Tujuh Keajaiban Dongeng

…si itik yang semula selalu dicemooh saudara kandungnya, kini sudah berubah. Ia menjadi seekor angsa putih dengan sayap yang indah memesona. Ia tidak lagi dipanggil si itik buruk rupa melainkan si angsa cantik jelita. Mulai saat itu, si angsa hidup bahagia selamanya. Tamat.

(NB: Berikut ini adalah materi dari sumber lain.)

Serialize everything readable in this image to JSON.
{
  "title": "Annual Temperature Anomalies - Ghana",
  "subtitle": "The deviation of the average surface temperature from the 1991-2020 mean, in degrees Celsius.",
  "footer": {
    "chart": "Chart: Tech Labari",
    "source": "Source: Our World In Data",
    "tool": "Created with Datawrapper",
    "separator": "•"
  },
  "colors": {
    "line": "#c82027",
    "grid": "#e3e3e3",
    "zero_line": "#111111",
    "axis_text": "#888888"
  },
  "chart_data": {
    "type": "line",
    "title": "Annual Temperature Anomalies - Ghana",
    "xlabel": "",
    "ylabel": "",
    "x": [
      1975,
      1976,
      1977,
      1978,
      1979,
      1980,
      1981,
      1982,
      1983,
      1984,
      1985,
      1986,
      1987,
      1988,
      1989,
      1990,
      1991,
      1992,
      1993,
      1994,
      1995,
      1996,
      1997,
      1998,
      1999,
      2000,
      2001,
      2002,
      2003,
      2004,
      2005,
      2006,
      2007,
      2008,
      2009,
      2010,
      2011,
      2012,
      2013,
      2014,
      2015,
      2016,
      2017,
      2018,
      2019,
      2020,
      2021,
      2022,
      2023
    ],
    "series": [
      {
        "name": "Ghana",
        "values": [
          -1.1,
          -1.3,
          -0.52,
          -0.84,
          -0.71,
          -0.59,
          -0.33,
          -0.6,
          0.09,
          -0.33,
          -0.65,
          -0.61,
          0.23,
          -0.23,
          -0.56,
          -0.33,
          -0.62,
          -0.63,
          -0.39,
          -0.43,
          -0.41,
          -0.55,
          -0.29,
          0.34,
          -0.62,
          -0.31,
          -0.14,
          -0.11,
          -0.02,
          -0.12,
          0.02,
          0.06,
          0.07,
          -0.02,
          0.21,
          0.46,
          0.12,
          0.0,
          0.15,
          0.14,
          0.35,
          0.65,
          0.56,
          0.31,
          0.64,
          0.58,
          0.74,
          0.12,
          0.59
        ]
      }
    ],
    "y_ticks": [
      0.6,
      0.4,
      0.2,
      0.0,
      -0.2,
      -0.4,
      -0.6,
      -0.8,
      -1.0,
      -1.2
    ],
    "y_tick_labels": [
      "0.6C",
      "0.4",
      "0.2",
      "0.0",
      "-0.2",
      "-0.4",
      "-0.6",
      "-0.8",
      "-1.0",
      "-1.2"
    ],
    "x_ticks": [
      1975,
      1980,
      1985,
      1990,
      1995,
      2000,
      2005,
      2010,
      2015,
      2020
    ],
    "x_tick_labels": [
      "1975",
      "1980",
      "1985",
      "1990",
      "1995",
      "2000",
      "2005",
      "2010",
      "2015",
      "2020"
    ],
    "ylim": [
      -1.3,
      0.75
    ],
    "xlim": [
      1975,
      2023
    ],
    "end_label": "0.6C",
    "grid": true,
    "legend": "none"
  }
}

Kalimat pembuka tadi adalah penggalan akhir dongeng anak berjudul Kisah Itik Buruk Rupa. Sebuah cerita yang berawal dari derita dan berakhir dengan bahagia selamanya. Ternyata, kisah si itik dan dongeng-dongeng lainnya, tidak sekadar mengantarkan anak menyelami emosi cerita, melainkan sarat pesan moral dan membawa dampak jangka panjang. Selain itu, membacakan dongeng ternyata amat meringankan tugas orang tua di kemudian hari. Berikut adalah manfaat dongeng bagi anak, juga kegunaannya bagi para orang tua.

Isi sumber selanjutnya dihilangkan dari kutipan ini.